In a separate motion filed in court on Jan. 21, Harrison states on behalf of the Alston Foundation that it has taken the legally required steps needed to properly serve each of the eight former board members with court papers informing them they have been named as defendants in the complaint. He said he expects Superior Court Judge Danya Dayson, who is presiding over the Casa Ruby case, to rule that the legally required efforts to serve each of the defendants have been met.
Court records show that Corado, who has appeared in previous virtual court hearings through a phone hookup, has yet to retain an attorney to represent her.

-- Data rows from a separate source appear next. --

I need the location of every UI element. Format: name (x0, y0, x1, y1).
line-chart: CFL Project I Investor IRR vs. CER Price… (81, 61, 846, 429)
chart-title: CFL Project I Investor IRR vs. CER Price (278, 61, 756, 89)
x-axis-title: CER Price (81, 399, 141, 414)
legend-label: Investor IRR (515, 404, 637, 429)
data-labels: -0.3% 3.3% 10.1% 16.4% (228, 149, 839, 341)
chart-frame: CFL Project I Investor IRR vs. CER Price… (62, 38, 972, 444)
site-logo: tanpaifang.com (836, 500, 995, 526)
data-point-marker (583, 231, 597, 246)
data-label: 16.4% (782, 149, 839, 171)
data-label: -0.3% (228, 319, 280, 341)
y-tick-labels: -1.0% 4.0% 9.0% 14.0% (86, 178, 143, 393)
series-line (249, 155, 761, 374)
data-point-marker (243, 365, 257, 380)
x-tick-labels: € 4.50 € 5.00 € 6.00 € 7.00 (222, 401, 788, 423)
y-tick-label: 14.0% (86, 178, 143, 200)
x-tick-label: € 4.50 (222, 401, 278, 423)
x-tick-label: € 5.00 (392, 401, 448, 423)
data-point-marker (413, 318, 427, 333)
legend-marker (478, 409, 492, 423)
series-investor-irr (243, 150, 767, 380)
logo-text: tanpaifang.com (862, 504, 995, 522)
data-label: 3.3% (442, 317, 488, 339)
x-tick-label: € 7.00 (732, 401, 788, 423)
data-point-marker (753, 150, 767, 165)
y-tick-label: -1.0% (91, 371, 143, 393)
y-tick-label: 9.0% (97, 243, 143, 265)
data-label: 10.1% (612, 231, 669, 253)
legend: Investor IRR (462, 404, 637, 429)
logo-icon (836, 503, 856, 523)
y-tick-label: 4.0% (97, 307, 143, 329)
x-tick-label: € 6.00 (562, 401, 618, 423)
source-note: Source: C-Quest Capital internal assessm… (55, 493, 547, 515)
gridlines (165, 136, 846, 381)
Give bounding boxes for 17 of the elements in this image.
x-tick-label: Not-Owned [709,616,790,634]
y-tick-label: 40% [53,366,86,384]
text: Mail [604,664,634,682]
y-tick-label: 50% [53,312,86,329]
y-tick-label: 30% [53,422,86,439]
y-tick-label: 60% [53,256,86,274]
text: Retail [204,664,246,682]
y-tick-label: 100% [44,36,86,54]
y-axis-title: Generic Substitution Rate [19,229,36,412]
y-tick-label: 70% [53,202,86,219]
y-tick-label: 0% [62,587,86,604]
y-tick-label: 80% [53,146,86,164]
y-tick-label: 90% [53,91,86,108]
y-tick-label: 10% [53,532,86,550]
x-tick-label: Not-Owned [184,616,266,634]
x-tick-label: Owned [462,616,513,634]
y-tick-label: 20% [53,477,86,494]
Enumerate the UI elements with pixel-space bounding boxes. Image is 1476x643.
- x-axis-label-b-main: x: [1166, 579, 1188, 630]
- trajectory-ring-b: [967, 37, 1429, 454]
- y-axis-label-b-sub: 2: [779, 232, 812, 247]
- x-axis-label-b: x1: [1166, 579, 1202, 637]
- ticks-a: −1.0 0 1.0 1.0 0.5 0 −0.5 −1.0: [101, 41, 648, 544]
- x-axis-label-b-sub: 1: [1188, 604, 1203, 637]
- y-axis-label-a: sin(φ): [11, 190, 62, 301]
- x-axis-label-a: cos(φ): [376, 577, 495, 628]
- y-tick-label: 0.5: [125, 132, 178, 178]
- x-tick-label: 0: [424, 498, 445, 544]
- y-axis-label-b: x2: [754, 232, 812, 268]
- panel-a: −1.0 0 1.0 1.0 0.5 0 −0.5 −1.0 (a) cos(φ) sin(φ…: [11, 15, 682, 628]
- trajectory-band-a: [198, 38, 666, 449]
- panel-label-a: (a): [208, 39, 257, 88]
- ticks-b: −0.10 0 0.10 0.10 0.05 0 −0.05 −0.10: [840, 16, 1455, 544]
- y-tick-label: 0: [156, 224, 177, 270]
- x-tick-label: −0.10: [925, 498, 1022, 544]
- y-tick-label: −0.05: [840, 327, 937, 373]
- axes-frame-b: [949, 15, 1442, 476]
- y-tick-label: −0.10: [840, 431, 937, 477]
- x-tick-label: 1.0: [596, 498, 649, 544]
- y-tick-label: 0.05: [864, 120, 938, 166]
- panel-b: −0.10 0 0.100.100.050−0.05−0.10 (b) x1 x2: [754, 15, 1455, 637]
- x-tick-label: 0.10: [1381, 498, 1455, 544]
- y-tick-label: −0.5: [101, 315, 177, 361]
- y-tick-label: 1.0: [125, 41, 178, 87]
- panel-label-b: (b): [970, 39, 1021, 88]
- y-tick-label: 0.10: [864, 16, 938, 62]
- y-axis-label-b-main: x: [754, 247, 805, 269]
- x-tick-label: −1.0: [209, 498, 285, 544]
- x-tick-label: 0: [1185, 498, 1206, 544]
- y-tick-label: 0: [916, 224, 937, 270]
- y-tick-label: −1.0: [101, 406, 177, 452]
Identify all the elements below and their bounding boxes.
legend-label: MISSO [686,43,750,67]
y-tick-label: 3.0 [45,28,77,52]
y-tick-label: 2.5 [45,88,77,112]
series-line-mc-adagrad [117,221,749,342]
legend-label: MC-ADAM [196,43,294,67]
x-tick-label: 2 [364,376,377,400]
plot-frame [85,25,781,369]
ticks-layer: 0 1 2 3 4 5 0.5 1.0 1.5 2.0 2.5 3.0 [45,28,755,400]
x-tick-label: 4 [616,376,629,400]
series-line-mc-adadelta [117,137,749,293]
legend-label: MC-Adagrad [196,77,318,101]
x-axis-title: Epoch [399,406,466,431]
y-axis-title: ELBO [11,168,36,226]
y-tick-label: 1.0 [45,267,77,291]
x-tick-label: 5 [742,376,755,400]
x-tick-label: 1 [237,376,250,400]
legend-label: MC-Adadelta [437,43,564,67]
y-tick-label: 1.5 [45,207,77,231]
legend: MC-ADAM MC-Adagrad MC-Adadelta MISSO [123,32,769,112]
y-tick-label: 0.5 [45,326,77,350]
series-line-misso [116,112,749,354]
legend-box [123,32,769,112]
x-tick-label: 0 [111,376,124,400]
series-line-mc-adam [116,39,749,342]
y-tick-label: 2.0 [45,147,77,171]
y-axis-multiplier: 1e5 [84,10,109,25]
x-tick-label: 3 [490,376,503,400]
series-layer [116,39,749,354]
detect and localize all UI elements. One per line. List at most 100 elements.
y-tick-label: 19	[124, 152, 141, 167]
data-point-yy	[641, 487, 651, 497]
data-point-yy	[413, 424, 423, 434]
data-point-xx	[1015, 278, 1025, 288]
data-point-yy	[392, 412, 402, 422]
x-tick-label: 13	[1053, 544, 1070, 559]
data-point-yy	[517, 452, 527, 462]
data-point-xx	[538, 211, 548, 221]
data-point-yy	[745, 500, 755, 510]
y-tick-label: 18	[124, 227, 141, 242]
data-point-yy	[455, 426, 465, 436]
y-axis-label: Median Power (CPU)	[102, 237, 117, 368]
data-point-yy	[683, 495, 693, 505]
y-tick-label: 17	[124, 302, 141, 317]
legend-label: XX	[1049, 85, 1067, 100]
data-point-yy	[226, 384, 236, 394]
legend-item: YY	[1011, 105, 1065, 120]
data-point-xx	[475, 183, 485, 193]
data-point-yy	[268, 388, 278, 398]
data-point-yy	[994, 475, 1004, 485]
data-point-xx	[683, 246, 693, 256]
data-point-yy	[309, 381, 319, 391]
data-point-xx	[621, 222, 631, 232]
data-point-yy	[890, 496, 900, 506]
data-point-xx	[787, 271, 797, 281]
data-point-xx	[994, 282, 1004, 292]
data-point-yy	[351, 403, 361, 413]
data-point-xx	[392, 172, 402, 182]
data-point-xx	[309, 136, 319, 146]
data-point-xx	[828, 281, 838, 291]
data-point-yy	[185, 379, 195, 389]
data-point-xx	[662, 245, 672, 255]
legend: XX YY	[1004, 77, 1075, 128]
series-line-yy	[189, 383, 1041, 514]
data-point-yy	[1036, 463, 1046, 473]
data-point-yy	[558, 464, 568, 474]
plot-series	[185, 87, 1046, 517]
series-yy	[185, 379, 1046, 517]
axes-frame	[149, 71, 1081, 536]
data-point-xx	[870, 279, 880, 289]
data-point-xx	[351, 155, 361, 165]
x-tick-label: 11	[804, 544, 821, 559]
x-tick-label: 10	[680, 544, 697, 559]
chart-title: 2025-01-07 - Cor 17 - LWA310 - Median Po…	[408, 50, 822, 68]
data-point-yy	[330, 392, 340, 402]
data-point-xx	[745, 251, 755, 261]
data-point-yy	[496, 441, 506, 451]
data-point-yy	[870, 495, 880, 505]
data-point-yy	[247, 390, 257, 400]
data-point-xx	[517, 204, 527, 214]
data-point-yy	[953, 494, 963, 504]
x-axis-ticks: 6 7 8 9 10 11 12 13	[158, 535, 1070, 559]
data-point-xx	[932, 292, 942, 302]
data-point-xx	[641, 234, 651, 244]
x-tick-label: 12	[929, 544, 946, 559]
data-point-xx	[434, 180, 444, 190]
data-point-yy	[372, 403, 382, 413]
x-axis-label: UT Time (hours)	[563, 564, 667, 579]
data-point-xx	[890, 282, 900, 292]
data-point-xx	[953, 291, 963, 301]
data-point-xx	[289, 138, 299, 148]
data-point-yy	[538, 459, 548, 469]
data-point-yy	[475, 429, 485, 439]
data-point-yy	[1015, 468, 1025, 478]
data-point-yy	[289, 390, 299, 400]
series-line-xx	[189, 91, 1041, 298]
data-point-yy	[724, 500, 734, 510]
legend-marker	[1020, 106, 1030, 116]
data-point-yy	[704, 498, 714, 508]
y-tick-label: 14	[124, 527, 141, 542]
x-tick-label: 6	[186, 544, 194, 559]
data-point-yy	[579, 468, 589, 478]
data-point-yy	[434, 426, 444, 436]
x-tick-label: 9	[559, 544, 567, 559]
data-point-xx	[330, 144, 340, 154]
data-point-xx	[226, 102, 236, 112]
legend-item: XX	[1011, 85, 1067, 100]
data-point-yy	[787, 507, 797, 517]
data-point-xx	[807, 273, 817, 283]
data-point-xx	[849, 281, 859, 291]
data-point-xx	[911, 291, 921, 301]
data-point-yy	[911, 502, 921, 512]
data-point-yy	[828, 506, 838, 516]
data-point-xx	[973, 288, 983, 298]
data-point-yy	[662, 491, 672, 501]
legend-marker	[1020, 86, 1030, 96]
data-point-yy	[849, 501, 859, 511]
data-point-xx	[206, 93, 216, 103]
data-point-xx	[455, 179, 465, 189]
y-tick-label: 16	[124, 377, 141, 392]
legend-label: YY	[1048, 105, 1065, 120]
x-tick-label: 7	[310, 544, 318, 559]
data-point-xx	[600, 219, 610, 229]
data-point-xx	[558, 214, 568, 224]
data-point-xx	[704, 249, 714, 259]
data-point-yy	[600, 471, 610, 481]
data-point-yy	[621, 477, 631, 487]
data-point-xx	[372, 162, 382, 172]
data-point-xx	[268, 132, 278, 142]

Corado has denied engaging in any improper financial actions and has insisted the Casa Ruby board approved her actions, including her decision to open a Casa Ruby operation in El Salvador. In a December interview with the Blade’s El Salvador correspondent, Corado said the allegations that D.C. officials have made against her amount to “persecution.”
At a Jan. 6 court hearing held virtually, Corado reiterated her earlier claims that the D.C. government was responsible for Casa Ruby’s closing in July 2022 by withholding hundreds of thousands of dollars that Corado says the city owed Casa Ruby for services it provided under city grants.
City officials have disputed those claims, saying the funds were withheld or discontinued because Casa Ruby did not provide the required documentation or reports showing that it performed the work associated with the city grants.
The March 17 court hearing is scheduled to begin at 12 p.m. and will be broadcast through the court’s Webex system.